Profissionalização do ofício de professor. Por Neiff Satte Alam

Todas as profissões são ofícios, mas nem todos os ofícios são profissões, neste caso, a profissão de professor é um ofício onde se enquadra a proposta de Jobert, citado por Perrenoud, que salienta que a competência profissional pode ser concebida como a capacidade de gerenciar o desvio entre o trabalho prescrito e o trabalho real.

Desta forma, fica claro que não basta ao professor/profissional seguir regras propostas antes de desenvolver um trabalho real, pois há necessidade de gerenciar este desvio entre o que se prescreve e o que deverá ser efetivamente realizado.
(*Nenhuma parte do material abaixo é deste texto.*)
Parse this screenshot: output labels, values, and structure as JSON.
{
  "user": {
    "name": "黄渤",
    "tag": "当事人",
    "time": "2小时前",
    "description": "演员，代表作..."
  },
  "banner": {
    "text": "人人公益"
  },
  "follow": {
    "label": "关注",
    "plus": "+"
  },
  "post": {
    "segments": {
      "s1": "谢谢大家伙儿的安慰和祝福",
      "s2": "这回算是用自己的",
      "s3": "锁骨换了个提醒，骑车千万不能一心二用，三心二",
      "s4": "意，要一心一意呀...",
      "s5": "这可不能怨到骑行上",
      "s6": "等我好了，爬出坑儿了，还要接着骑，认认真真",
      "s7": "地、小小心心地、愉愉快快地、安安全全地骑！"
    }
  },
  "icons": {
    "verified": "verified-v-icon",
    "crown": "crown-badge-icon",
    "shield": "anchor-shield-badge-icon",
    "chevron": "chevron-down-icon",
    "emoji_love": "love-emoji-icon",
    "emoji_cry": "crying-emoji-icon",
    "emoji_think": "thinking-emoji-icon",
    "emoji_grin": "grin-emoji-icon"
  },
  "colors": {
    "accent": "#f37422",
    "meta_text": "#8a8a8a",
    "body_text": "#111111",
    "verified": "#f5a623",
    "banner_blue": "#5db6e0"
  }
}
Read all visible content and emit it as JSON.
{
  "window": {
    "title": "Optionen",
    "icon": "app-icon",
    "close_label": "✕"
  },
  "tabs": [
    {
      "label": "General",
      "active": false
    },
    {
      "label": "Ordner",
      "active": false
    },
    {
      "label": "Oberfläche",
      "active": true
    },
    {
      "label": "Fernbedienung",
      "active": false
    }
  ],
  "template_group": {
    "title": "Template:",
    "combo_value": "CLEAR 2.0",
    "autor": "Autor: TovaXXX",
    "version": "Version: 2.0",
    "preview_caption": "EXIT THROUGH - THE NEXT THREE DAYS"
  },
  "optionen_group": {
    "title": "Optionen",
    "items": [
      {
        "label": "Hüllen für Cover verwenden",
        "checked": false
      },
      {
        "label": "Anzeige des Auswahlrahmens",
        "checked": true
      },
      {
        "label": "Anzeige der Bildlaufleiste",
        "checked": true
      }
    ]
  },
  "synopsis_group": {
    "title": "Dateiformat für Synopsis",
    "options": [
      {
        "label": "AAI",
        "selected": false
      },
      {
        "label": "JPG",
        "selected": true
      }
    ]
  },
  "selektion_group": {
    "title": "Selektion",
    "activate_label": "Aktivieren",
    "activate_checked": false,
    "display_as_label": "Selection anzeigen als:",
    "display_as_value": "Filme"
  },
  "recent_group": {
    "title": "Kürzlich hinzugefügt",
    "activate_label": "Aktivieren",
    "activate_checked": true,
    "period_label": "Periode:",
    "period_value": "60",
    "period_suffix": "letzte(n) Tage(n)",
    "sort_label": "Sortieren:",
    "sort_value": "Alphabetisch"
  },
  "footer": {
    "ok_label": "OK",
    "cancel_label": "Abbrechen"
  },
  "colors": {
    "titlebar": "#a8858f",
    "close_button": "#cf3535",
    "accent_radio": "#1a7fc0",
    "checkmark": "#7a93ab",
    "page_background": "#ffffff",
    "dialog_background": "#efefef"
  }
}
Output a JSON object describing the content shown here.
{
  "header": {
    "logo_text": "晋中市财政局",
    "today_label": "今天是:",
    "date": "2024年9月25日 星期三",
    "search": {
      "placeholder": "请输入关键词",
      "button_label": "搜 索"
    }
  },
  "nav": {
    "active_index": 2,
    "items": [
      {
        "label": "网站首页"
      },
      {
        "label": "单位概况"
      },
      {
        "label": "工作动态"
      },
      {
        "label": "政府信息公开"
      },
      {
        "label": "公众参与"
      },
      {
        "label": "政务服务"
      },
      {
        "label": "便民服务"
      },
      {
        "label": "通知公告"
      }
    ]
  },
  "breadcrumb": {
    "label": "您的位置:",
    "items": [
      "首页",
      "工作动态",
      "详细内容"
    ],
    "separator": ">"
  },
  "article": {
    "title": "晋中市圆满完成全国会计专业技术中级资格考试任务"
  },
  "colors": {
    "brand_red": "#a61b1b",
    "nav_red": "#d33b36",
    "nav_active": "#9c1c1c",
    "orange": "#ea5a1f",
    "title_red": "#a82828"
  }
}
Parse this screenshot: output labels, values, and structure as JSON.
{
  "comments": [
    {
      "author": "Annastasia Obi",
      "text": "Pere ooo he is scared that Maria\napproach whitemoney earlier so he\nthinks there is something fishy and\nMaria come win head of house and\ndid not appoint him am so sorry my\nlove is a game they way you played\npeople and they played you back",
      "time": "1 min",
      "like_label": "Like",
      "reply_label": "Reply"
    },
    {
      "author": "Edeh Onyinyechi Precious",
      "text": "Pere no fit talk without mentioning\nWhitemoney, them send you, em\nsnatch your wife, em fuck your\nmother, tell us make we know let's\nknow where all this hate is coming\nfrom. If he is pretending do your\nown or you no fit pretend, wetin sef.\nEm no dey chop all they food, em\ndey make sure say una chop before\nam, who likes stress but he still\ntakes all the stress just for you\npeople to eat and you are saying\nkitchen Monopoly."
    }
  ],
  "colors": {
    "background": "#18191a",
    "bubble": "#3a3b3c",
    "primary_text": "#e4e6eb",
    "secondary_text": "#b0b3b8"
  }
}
Há, neste caso, uma “construção da autonomia e do consequente julgamento profissional”.

Para tanto, é imperioso que se trabalhe estas questões desde a formação do profissional e que esta formação tenha continuidade durante toda a sua vida profissional, principalmente inserindo ainda nos bancos escolares um trabalho intensivo e muito sério no sentido de incrementar uma capacidade, tanto na ação como após e antes desta, de uma “prática reflexiva”, que permitirá um julgamento profissional positivo, dinâmico e pró ativo, exatamente o que fará a diferença entre o professor profissional e o que apenas exerce o ofício de ser professor.

Dentro desta lógica, há uma necessária mudança de comportamento em nossas escolas, que parecem adormecidas sobre os louros da linearidade positivista dos séculos passados e que não evoluiu para uma visão complexa, logo não linear, exigida pelos novos tempos, como sequência evolutiva natural e necessária dos processos de ensino-aprendizagem, principalmente com o que nos oferece todo este avanço tecnológico, infelizmente só absorvido na parte recreativa pela maioria significativa de nossos professores quando brincam ao celular ao acessar as redes sociais.

Quando propomos um profissional que domine a prática reflexiva – um profissional reflexivo, é necessária uma formação a partir de uma visão revolucionária, corajosa, autônoma e que atenda todas as classes sociais, pois verificamos que há uma acomodação de muitos professores aos projetos político-pedagógicos impostos e sem muita (ou nenhuma em alguns casos) discussão, partindo do princípio que não “adianta nada”, que “isto não vai melhorar o salário”. Que “ a ideologia dos gestores não está de acordo com a minha” e aí por diante. Isto é o mesmo que “desistir de lutar”…

É neste momento que sentimos necessidade do domínio de uma prática reflexiva que alimente a capacidade argumentativa para contrapor argumentos conservadores e que procuram, portanto, manter a Escola em uma área de conforto, inerte e avessa a transformações que desacomodem o pseudo equilíbrio, que só interessa aos desinteressados em desenvolver um melhorar rendimento das Escolas.

Impõe-se um trabalho sério, altamente técnico, no sentido de profissionalizar o ofício de professor, possibilitando uma formação continuada que supra as deficiências trazidas da Universidade, que também sofrem do mesmo mal dos professores da Educação Básica, principalmente os que não tiveram em suas profissões de origem o necessário e fundamental aprendizado na área didático/pedagógica.